It’s a mixed day for the economic forecasts at the moment. Gordon Brown, for obvious reasons, is keen to claim credit for a few signs that the recession misery is easing. More likely, the dire straits of the first few months of 2009 are calming and the economy is being stimulated by production starting up again and the billions of extra pounds that the Bank of England has been forced to print.
Elsewhere, economists aren’t as optimistic as Gordon. Ann Pettifor thinks the worst is yet to come and the FT reports that even after a recovery is in full swing, there will be parts of the economy that have been permanently damaged and that will not return to pre-recession levels.
On a political level, Gordon’s front-page splash in the FT (complete with exclusive picture of Blairite hand gestures) is designed to keep City relations on an admittedly delicate even keel by trying to convince bankers that controlling their bonuses is vital to re-establishing the City’s reputation abroad.
He also knows that the FT is the newspaper that journalists read and that a front page there will get picked up everywhere else (notably the BBC, although they are obviously annoyed the story was fed to the FT as they only run it in the business news) for more populist purposes.
The point is this – that Gordon and his gang are going to try and claim that far from wrecking the UK’s once vibrant financial services and manufacturing economy with ruinous debts, strangling regulation and non-existent oversight, the government has actually saved it from destruction and navigated the financial storm.
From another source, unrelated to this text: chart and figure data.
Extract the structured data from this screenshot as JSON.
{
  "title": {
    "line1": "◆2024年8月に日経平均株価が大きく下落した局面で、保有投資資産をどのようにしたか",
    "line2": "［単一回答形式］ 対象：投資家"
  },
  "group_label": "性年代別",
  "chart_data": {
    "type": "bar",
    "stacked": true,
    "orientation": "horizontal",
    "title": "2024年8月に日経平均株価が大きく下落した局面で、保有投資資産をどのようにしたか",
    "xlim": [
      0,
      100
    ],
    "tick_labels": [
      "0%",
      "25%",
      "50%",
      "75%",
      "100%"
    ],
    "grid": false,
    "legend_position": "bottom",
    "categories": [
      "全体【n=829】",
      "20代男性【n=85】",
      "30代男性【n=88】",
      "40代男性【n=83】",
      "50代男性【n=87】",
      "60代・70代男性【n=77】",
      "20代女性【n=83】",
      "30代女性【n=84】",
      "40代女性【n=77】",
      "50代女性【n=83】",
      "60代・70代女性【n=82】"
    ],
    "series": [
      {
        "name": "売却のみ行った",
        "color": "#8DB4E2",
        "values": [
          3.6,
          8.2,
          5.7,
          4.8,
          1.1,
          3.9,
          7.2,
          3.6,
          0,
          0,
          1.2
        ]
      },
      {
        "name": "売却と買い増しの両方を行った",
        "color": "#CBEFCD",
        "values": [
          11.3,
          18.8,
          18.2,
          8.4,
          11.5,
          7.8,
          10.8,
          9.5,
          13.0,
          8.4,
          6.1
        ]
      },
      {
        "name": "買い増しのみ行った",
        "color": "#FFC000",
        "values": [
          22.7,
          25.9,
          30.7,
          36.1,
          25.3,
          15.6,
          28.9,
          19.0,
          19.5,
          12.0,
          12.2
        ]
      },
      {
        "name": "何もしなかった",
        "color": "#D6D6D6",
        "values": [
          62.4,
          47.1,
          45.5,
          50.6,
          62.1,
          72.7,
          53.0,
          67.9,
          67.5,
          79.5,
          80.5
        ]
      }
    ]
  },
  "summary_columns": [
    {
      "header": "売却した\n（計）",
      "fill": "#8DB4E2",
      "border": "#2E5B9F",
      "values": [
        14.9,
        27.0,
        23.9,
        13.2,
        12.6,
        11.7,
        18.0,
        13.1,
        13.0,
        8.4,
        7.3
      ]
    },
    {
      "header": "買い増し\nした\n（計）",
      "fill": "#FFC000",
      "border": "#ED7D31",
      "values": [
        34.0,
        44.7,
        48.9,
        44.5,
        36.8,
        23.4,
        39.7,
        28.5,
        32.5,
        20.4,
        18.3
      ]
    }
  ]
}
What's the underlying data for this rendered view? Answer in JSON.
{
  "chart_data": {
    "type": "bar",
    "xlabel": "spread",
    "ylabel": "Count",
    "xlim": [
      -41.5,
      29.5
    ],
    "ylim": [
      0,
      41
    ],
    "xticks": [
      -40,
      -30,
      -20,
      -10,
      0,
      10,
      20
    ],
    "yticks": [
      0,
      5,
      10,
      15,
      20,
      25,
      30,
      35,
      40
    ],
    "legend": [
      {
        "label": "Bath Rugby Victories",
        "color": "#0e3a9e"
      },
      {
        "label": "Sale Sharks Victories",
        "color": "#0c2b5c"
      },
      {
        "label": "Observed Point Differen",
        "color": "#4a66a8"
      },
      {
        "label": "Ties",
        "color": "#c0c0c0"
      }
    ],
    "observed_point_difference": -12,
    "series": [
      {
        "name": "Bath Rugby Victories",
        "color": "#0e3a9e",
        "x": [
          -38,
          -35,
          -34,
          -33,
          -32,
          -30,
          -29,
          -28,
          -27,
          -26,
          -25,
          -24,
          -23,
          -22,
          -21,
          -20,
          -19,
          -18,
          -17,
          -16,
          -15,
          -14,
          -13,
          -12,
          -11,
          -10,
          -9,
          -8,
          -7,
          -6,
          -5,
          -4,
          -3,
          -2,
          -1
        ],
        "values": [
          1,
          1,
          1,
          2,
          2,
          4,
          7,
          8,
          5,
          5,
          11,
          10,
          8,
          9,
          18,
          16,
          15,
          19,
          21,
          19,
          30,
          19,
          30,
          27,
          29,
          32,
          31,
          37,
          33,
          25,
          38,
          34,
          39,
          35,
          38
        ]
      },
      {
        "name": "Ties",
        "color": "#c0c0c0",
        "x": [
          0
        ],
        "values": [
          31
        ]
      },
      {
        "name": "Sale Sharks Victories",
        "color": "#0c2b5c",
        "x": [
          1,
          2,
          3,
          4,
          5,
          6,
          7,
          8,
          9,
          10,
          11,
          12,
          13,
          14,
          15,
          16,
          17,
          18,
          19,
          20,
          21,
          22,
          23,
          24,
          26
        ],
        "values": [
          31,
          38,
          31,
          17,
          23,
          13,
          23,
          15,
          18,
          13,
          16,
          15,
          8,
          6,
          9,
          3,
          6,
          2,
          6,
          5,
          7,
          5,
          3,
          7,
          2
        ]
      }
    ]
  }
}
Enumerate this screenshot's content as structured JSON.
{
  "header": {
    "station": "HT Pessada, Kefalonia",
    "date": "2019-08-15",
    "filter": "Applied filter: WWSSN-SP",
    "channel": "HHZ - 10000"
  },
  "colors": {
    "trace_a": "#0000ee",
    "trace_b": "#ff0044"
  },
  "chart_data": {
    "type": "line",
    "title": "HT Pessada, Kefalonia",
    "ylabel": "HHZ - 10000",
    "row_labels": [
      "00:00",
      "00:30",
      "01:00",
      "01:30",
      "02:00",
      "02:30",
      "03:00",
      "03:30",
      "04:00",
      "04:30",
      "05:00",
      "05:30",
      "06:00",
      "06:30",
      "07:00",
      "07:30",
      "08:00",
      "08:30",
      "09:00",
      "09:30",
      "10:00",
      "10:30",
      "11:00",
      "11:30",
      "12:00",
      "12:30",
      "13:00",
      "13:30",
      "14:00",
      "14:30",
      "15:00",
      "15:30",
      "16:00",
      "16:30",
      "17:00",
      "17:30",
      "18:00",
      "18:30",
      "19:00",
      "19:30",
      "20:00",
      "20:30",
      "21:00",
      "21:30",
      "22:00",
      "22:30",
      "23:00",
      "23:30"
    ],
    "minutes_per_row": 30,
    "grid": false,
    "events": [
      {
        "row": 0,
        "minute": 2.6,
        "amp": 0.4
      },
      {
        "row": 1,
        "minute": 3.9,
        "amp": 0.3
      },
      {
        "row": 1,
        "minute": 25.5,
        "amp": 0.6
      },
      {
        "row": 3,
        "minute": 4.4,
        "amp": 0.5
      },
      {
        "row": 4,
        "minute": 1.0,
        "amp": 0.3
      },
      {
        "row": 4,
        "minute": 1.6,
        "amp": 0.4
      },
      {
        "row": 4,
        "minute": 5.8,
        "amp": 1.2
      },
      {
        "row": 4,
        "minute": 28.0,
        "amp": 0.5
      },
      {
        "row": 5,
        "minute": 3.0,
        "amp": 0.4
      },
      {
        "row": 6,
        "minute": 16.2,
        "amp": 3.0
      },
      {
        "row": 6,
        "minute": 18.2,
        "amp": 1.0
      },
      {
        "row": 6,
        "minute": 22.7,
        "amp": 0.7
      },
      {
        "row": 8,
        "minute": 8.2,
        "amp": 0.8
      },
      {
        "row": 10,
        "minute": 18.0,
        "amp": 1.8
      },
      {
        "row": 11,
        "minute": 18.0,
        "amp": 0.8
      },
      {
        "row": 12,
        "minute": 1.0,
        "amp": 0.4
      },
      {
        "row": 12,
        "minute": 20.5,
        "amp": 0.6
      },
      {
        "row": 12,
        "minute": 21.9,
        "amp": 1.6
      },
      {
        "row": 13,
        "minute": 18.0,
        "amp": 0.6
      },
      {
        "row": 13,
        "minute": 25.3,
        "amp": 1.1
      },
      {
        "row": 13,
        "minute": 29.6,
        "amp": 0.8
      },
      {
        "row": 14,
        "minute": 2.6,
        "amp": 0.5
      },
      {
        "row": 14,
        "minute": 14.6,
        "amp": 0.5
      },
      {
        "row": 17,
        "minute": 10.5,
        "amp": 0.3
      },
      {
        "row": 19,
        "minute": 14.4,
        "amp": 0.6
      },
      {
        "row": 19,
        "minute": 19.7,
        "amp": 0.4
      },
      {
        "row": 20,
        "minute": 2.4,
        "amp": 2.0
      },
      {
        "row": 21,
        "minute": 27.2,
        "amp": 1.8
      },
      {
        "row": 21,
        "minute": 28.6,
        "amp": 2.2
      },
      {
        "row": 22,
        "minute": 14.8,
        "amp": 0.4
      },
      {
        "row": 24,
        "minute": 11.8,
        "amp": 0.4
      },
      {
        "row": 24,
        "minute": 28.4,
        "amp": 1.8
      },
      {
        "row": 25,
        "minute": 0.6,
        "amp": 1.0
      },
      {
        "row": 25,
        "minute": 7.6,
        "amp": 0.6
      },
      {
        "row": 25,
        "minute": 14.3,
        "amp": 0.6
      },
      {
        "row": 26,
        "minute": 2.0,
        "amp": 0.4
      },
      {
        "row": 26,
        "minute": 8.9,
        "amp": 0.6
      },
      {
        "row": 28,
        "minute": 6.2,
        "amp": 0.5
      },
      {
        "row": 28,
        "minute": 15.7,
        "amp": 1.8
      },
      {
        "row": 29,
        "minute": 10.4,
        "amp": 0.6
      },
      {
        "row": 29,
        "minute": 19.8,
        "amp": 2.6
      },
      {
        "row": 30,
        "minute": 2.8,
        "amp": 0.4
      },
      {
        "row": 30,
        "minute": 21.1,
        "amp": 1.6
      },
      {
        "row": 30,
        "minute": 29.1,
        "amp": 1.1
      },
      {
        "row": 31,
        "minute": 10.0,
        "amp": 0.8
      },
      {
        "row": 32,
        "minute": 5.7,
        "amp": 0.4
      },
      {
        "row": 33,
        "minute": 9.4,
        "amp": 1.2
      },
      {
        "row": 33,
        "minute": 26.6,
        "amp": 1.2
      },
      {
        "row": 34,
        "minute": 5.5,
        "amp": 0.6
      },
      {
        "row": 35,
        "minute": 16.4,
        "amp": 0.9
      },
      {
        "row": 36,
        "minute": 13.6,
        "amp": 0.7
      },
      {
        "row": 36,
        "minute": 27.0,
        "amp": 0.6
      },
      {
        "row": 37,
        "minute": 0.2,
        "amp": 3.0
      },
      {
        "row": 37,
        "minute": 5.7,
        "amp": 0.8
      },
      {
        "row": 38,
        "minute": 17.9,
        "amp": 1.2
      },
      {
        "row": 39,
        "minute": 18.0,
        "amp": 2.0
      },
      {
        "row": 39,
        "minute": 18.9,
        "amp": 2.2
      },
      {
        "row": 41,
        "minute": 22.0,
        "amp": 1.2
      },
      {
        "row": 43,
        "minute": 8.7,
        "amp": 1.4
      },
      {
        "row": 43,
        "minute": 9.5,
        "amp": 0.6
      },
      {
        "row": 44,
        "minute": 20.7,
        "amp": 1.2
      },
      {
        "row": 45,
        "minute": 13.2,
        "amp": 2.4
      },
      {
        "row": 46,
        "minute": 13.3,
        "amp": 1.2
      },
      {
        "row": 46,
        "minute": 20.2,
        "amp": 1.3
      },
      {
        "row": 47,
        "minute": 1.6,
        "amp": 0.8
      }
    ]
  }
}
Really?
DC writes today in the Times about the Lockerbie decision and that’s fair enough because clearly some pretty underhand stuff has gone on there. But he needs to be ready to maintain pressure on Gordon over his economy-wrecking and head off Labour attempts to create a competence myth around the embryonic recovery.
Labour governments always end up out of office with the country bankrupt and 2010 will be no exception. DC needs to bring his communications skills to bear on this fact if Labour are not to slip out of the electoral noose.